The Kitikmeot Heritage Society
The Kitikmeot Heritage Society is an Inuit organization based in Cambridge Bay, Nunavut. The organization is especially concerned with projects regarding education and mediation of Inuit cultural heritage and the passing on of cultural knowledge. Below you can hear how the executive director Pamela Gross presents the organization's interests in the collaboration with the National Museum of Denmark, as she was interviewed during their visit here in December 2017.
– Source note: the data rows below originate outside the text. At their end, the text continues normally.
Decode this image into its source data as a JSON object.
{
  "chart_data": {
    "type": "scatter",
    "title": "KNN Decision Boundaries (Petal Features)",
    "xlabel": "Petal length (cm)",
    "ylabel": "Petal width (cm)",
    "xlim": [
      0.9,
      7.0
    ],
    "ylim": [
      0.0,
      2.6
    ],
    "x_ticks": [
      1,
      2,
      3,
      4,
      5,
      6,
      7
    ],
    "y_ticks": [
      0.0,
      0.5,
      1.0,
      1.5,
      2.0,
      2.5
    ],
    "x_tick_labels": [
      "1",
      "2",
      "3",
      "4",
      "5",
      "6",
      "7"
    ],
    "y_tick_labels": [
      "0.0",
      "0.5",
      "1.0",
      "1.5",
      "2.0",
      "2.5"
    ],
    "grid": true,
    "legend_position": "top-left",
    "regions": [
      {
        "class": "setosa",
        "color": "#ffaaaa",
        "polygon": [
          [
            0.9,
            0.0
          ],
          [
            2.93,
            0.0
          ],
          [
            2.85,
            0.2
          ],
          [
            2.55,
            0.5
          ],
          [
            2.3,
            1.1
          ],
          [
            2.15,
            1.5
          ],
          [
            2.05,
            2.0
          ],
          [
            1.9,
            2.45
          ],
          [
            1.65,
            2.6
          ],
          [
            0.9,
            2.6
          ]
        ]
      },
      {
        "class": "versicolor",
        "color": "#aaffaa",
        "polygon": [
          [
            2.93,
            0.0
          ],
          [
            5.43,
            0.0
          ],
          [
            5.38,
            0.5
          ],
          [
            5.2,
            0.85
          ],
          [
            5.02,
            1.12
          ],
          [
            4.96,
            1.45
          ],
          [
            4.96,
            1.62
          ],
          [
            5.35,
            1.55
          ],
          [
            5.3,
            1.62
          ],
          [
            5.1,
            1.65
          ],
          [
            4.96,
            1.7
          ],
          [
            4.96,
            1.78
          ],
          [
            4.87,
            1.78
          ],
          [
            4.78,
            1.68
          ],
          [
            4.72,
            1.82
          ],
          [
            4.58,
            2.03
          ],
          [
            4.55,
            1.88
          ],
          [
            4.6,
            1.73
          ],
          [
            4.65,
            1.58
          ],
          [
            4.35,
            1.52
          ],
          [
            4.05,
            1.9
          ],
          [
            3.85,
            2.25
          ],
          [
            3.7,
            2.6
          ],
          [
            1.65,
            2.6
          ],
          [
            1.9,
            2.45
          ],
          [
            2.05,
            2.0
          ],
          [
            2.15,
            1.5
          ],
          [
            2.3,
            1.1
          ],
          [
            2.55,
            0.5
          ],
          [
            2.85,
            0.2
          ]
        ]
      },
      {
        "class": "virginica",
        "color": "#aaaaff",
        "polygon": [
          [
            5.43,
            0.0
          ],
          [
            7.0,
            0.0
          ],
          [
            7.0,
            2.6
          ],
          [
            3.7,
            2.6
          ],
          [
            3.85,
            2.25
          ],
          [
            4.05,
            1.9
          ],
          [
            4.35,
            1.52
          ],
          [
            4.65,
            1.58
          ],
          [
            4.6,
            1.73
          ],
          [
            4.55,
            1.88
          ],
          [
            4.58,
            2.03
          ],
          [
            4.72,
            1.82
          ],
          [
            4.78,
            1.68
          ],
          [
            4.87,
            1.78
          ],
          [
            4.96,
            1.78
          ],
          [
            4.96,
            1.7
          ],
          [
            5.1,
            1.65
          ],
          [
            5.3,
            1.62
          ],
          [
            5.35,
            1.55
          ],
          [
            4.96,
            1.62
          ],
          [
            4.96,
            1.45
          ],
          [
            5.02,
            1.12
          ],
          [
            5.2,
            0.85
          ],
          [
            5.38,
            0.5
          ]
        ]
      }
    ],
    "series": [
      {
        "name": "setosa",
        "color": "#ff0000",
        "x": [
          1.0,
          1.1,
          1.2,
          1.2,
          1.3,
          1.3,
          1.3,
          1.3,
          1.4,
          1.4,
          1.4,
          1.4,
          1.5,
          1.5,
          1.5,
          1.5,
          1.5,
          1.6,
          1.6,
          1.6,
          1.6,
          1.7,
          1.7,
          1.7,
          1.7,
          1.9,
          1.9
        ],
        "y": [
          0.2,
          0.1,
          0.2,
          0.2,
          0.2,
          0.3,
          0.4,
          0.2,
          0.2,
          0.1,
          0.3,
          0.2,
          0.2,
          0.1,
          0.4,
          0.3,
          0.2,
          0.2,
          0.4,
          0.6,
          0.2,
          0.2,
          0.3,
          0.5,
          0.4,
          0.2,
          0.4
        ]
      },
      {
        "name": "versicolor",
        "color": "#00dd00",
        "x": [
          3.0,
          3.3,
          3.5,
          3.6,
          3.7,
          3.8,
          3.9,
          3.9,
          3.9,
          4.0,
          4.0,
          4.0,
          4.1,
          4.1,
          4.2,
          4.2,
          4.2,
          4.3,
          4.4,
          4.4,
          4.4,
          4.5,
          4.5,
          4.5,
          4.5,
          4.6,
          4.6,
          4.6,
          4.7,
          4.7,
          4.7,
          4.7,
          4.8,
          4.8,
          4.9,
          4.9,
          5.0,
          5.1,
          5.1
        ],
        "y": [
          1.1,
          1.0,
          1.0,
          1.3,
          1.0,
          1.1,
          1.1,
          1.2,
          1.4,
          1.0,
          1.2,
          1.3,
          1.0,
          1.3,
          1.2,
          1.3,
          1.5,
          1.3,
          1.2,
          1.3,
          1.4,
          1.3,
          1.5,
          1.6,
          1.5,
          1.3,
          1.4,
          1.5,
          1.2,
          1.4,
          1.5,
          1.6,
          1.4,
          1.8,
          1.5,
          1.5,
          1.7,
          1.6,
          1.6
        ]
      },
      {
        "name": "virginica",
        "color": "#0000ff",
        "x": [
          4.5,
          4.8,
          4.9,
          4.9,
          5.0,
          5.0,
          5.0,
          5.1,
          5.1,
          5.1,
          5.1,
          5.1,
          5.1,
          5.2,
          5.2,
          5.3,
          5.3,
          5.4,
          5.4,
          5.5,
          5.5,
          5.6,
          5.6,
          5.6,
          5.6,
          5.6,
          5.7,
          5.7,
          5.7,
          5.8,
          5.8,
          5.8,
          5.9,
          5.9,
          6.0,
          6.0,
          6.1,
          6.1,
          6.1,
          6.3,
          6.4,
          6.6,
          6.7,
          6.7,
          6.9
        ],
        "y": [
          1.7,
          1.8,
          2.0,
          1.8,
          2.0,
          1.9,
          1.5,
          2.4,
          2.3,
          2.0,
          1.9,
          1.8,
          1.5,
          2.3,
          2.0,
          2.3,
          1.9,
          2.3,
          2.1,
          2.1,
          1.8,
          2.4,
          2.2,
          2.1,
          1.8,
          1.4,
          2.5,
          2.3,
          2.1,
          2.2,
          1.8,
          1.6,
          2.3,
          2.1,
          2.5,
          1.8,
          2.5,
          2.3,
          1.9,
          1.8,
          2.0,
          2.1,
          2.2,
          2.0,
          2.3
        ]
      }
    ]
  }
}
Museum of Cultural History, Oslo
The Museum of Cultural History in Oslo is a partner in the new Nordic network for the sharing and development of knowledge and practices concerning Sub-arctic and Arctic collections. Among the museum's ethnographic collections are items brought to Norway from Canadian Gjoa Haven by the Arctic explorer Roald Amundsen in 1903-1905 and important Sami collections.
Carleton University
The Geomatics and Cartographic Research Centre at Carleton University is a partner for the Kitikmeot Heritage Society and the National Museum of Denmark in developing a new digital platform called the Fifth Thule Atlas. The Atlas is an interactive platform which contains information in the form of pictures, notes and previous writings from different locations in the Inuinnait area of Nunavut.
Nordiska museum, Stockholm
Nordiska Museum, Stockholm is also a partner engaged in the new Nordic curatorial Network.
Nordisk Ministerråd
The Tumisiut Project has received funding from Nordisk Ministerråd (the Nordic council of Ministers).